I hate to break it to you, but you will always serve someone. If it is not your boss, it will be your investors, employees or, most importantly, your customers. You will find your new role more fulfilling as you are forced to provide real value. As an employee, you might have to work on tasks that have no clear benefit in the real world. Not so as an entrepreneur. You either provide value that people are willing to pay for or you can close shop.

As a bootstrapper, especially as a one-person company, you can focus on your customers. Startup founders will sometimes complain that half of their time is spent sending reports to the board and investors. But many are also grateful for the guidance and accountability outside investors provide.

More so than freedom from superiors, you might yearn for freedom of time and space. You might dream about taking two hours off during lunch to get some sun or working from home and spending more time with your family. You might also just want to build your culture and tribe around you in a more traditional office.

There is nothing wrong with either of these. Just keep in mind that when you take in investors, your options might be much more limited on how to allocate time and space. If you produce outcomes, they will be happy either way. An investor’s incentive is that you work hard on your company to make it as big as you can. This might not be your incentive. Keep that in mind.

Which way should you go first?

Deciding which entrepreneur you want to be is not easy. It will also change over time. If you’re unsure which path to go, my advice would be to start off with a bootstrapped business. Use a simple business model and try to get to revenues as quickly as possible. The joy of serving customers will keep you going and inspire you to new ventures.

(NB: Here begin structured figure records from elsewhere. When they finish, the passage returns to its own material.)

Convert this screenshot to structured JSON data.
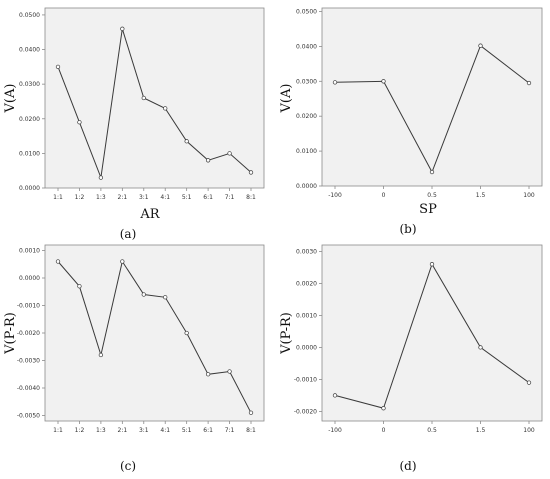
{
  "figure": {
    "colors": {
      "background": "#ffffff",
      "plot_background": "#f1f1f1",
      "frame": "#8a8a8a",
      "line": "#3a3a3a"
    }
  },
  "chart_data": [
    {
      "panel_label": "(a)",
      "type": "line",
      "xlabel": "AR",
      "ylabel": "V(A)",
      "categories": [
        "1:1",
        "1:2",
        "1:3",
        "2:1",
        "3:1",
        "4:1",
        "5:1",
        "6:1",
        "7:1",
        "8:1"
      ],
      "values": [
        0.035,
        0.019,
        0.003,
        0.046,
        0.026,
        0.023,
        0.0135,
        0.008,
        0.01,
        0.0045
      ],
      "ylim": [
        0.0,
        0.052
      ],
      "yticks": [
        "0.0000",
        "0.0100",
        "0.0200",
        "0.0300",
        "0.0400",
        "0.0500"
      ],
      "ytick_values": [
        0,
        0.01,
        0.02,
        0.03,
        0.04,
        0.05
      ],
      "grid": false
    },
    {
      "panel_label": "(b)",
      "type": "line",
      "xlabel": "SP",
      "ylabel": "V(A)",
      "categories": [
        "-100",
        "0",
        "0.5",
        "1.5",
        "100"
      ],
      "values": [
        0.0297,
        0.03,
        0.004,
        0.0402,
        0.0295
      ],
      "ylim": [
        0.0,
        0.051
      ],
      "yticks": [
        "0.0000",
        "0.0100",
        "0.0200",
        "0.0300",
        "0.0400",
        "0.0500"
      ],
      "ytick_values": [
        0,
        0.01,
        0.02,
        0.03,
        0.04,
        0.05
      ],
      "grid": false
    },
    {
      "panel_label": "(c)",
      "type": "line",
      "xlabel": "",
      "ylabel": "V(P-R)",
      "categories": [
        "1:1",
        "1:2",
        "1:3",
        "2:1",
        "3:1",
        "4:1",
        "5:1",
        "6:1",
        "7:1",
        "8:1"
      ],
      "values": [
        0.0006,
        -0.0003,
        -0.0028,
        0.0006,
        -0.0006,
        -0.0007,
        -0.002,
        -0.0035,
        -0.0034,
        -0.0049
      ],
      "ylim": [
        -0.0052,
        0.0012
      ],
      "yticks": [
        "0.0010",
        "0.0000",
        "-0.0010",
        "-0.0020",
        "-0.0030",
        "-0.0040",
        "-0.0050"
      ],
      "ytick_values": [
        0.001,
        0,
        -0.001,
        -0.002,
        -0.003,
        -0.004,
        -0.005
      ],
      "grid": false
    },
    {
      "panel_label": "(d)",
      "type": "line",
      "xlabel": "",
      "ylabel": "V(P-R)",
      "categories": [
        "-100",
        "0",
        "0.5",
        "1.5",
        "100"
      ],
      "values": [
        -0.0015,
        -0.0019,
        0.0026,
        0.0,
        -0.0011
      ],
      "ylim": [
        -0.0023,
        0.0032
      ],
      "yticks": [
        "0.0030",
        "0.0020",
        "0.0010",
        "0.0000",
        "-0.0010",
        "-0.0020"
      ],
      "ytick_values": [
        0.003,
        0.002,
        0.001,
        0,
        -0.001,
        -0.002
      ],
      "grid": false
    }
  ]
}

Startups are a big commitment. Depending on the market you are going for, you should plan for 5-10 years of hard work. If you already founded a company before, funded or not, you will be faster. There are many mistakes you will avoid after you made them the first time.

If you decide to go for your moonshot, go all in. But keep the attitude of a bootstrapper. Instead of being swayed by what other startups offer or how they operate, contemplate on what your company will need to succeed.

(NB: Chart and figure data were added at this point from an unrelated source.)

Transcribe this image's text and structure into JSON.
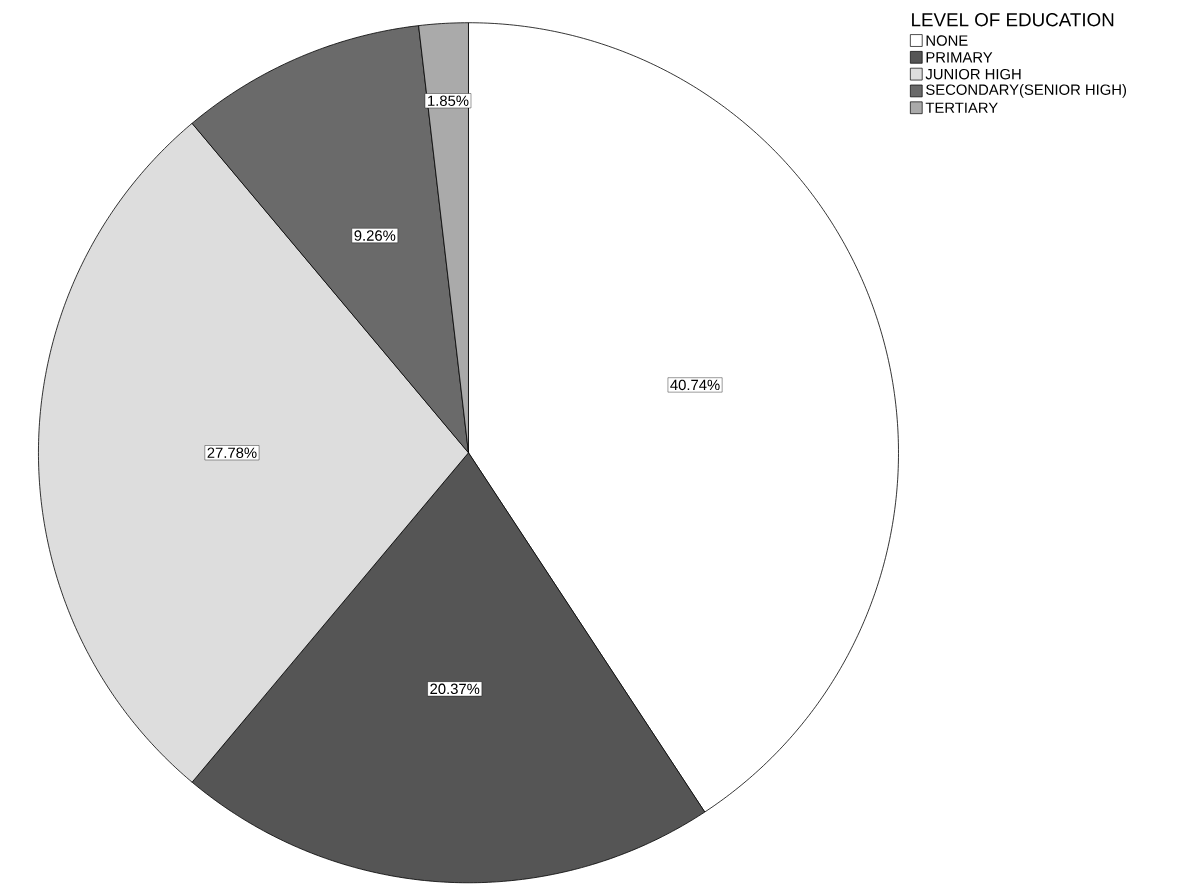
{
  "chart_data": {
    "type": "pie",
    "legend_title": "LEVEL OF EDUCATION",
    "categories": [
      "NONE",
      "PRIMARY",
      "JUNIOR HIGH",
      "SECONDARY(SENIOR HIGH)",
      "TERTIARY"
    ],
    "values": [
      40.74,
      20.37,
      27.78,
      9.26,
      1.85
    ],
    "value_labels": [
      "40.74%",
      "20.37%",
      "27.78%",
      "9.26%",
      "1.85%"
    ],
    "colors": [
      "#ffffff",
      "#555555",
      "#dddddd",
      "#6a6a6a",
      "#aaaaaa"
    ],
    "legend": "top right"
  }
}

I can’t wait to see what you are building next.


If you want to get started in either direction I will share some resources below I found personally helpful. Any of these are insightful no matter what company you want to build.


  • Masters of Scale Podcast Reid Hoffman, known as a member of the PayPal mafia and found of LinkedIn, interviews high profile tech entrepreneurs. Each episode is based on one of Reid’s startup theories. It’s a great listen.
  • Zero to One from Peter Thiel, who was also part of the PayPal mafia. This book is a great reference to get in the mindset of thinking big. He also dispels some common myths like the one about the first mover advantage that you might trip over when getting started.

Bootstrapped Businesses

  • The 4-Hour Workweek by Tim Ferriss. First, don’t dismiss this book because of the sensational title or bad reviews online. The book has very little to do with working four hours per week, but more so with freeing up time and space to do the things that you want to do. That might be starting more businesses or spending more time with family and friends. I find that there are quite some reviews online that simply dismiss this way of living to justify their own current life. One critique is valid: the book is outdated and that is why I also recommend the following.
  • How to Be a Capitalist Without Any Capital by Nathan Latka. I hate to recommend this book. Seriously. The title is horrible. The cover shows a sleazy suit posing like the biggest douchebag on earth. The writing from Nathan is cocky and you can tell that he did not think hard enough about how to structure this book. But it’s worth it for the concrete examples and tips in the book. He shares very openly how he starts, invests in and acquires businesses and his mindset is the right one for a bootstrapper. If you can tolerate the fluff and borderline immoral tactics you will find some nuggets there.
  • Indiehackers Forum is a great resource for anything bootstrap. You can read great articles from other bootstrapped founders there and join the discussions. The people there are helpful and considerate.